The Heart of Lent

This week’s Pulse is from Becky Luoh, Convergence Women’s Ministry Leader and Greek IV Director at Cal:

Today is a day I think back to the New Years’ resolutions I made just a short 2.5 months ago. Specifically this year I promised to read more books, eat daily vitamins, and be more generous with my time/money/things and words. I’m not the greatest at keeping up with personal resolutions (alas that 365 tablet vitamin bottle only has a few missing) so reminders here and there help.

Today marks the beginning of Lent, 40 days before Easter. Lent is yet another time of year where people give up certain things– TV, money spent on certain things, sweets, you name it. It’s always interesting and quite telling to hear what people are giving up… you find out a lot about a person through the things they resolve to do or to give up!

Every year in the days before Lent, I hem and haw about what to give up–and moan about how hard it’s going to be: TV (I couch potato way more than I care to admit out loud), coffee (it’s probably bad for me anyway), spending on unnecessary things (should probably try to keep saving instead of buying). I always count the cost of giving up things that are vices and guilty pleasures, but then get excited and motivated dreaming about the end of the 40 days where I’ll be more intellectual, less caffeine-dependent, and more financially stable.

But I realize that the problem with Lent in our culture today is that we are too caught up in the self-betterment, self-improvement mentality that comes with the opportunity to make a commitment. We’re a society obsessed with the idea of a new start, a new leaf, a chance to do better. New starts, leaves, and chances are not inherently bad things, but we lose the true meaning of Lent when we see it as merely another time to make our physical bodies and lives better. While there’s nothing wrong with giving up eating ice cream or drinking soda, it’s important to evaluate the true heart behind participating in Lent. Is it just for us to be better people with better living habits? Or are we giving up something in order to draw closer in intimacy with God, our ultimate source of life?

Fasting is the spiritual discipline where we forgo our usual things in order to place ourselves in a place of dependency, a state that helps us realize our need and hunger for God. In preparation for fasting I need to check myself: I need to align my heart back to the true meaning behind why we’re invited into this season. God’s inviting me to experience new life– not just a more improved physical life– but also a deeper more intimate understanding of God as my Father, and Jesus as my Savior, and Holy Spirit as my living breath.

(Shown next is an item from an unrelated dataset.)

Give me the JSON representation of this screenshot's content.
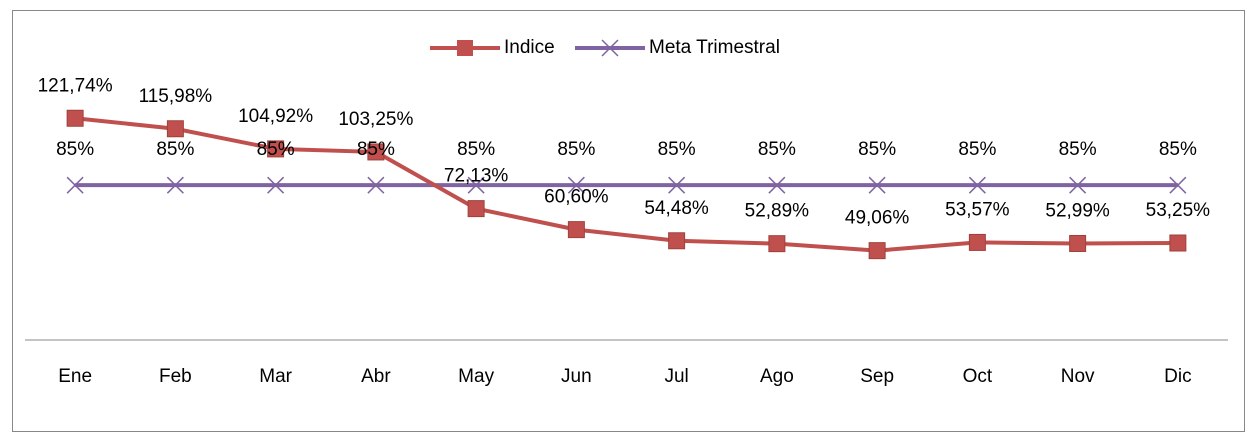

And another thought I have about Lent is this– I know the traditional way is to fast and to give up something; but what if instead of subtracting we added something instead? What if we pressed ourselves more deeply into God’s presence by purposefully entering into a place where we truly need Him? This thought came to me as I think about the highly-publicized and hotly discussed Asian-themed fraternity party at Duke University that occurred a few weeks ago. As an Asian American, a sorority woman and someone who ministers to Greek students on the university campus, my heart broke in the wake of this incident as I found myself on both sides of the story, identifying with both oppressed and oppressor. I find myself needing God in how to process all of this. Oppressed, oppressor, bystander– no matter which side we find ourselves on, we need our Savior. This Lent I find myself on my knees, needing my Father who reconciles all people to Himself and to one another. This Lent in addition to fasting from TV and coffee and random spending, I’m committing to praying daily for racial reconciliation to happen in the Greek system on campuses across the nation. The larger conversation about how we relate to one another and make peace across differences is large and complex, but a good place to start as an individual is in prayer and intercession. Join me in this season of subtracting (and perhaps adding) to draw nearer to Jesus.